Depois de pararmos em uma cachoeira, seguimos montanha acima para conhecer a granja localizada no ponto mais alto, a mais de 600 metros de altitude. O lugar chama-se Fjallakaffi e é minúsculo e absolutamente encantador. Casas revestidas com grama, como a casa dos Hobbits, uma igrejinha linda, uma cafeteria simpática. O local se propõe a ser um lugar de esportes de aventura, mas nós ficamos somente por ali mesmo. Até porque, gente, havia uma ventania tão feroz que era difícil caminhar sem ser empurrada pelo vento.

A segunda visita do dia foi a Zona Geotermal de Hverir, um lugar muito incrível, com fontes de lama sulfurosa borbulhante, vapores escapando da terra, poças de água sulfurosa, quentíssima e azulada. Caminhar por ali foi como se estivéssemos andando na superfície de Marte ou algum outro planeta quente. O cheiro de enxofre nos atingia desde longe, mas não impedia de apreciar a beleza do lugar. O vento continuava muito forte. E o medo de ele me derrubar dentro daquelas poças?

Uma das mais importantes fontes de energia na Islândia é geotérmica, aquela gerada pelo calor proveniente do interior da terra, sendo assim uma das energias ditas renováveis. Justamente nessa região há uma das suas maiores usinas, construída na enorme cratera de um vulcão adormecido. Dentro da craterona, fomos ver uma “menorzinha”, algo como uns 300m de diâmetro, com água no seu interior.

Ainda rolou outro vulcão. Esse comum tipo de cratera parecida com o que a gente costuma imaginar: base larga afunilando em cone. Ventava desesperadamente e eu, claro, não sai do ônibus. Mas alguns mais intrépidos encararam a subida até a boca da cratera.

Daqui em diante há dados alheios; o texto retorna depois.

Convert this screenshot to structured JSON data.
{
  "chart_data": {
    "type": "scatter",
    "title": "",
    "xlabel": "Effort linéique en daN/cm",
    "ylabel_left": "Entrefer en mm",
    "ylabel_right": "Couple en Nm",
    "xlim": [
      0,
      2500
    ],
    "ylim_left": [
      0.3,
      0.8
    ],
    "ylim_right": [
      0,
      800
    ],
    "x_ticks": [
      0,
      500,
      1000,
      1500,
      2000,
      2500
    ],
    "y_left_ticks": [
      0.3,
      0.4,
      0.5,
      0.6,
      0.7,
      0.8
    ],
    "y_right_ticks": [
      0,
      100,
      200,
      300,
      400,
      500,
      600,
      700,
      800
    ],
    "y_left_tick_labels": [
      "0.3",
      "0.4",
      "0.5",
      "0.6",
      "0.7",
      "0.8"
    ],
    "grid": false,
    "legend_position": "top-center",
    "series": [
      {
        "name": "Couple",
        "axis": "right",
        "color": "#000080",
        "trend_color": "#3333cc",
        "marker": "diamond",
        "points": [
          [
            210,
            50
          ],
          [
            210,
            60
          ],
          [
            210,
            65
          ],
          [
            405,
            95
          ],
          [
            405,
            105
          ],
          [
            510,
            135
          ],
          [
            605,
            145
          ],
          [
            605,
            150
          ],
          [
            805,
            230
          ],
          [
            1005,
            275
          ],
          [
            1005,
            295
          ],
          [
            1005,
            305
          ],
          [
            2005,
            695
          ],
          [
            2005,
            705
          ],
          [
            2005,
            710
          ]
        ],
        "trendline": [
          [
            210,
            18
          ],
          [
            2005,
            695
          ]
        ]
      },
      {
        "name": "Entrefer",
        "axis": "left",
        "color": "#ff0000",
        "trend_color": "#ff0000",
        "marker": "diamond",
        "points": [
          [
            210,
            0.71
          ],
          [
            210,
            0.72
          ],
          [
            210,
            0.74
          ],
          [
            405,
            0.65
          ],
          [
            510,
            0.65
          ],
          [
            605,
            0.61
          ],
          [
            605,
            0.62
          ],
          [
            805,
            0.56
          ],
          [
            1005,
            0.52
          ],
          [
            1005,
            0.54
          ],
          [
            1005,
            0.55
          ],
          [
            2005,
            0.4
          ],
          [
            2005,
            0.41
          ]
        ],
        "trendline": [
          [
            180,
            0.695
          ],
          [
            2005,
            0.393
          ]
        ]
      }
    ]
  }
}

A melhor coisa do dia, uma das melhores da viagem inteira, foi o banho na lagoa de águas quentes, na região do lago Myvatn. Pense você está numa temperatura de 11 graus e mergulhar numa piscina natural com águas a quase 38! Uma delicia! Por conta dos minerais a água parece deslizar sobre seu corpo, como se você estivéssemos em uma banheira de hidratante. Não dava pra levantar mais do que alguns segundos, porque o frio era cruel.

Eu ainda não sabia que essa não foi a melhor coisa do dia. Porque a noite foi de deslumbramento com a aurora boreal, como contei anteriormente.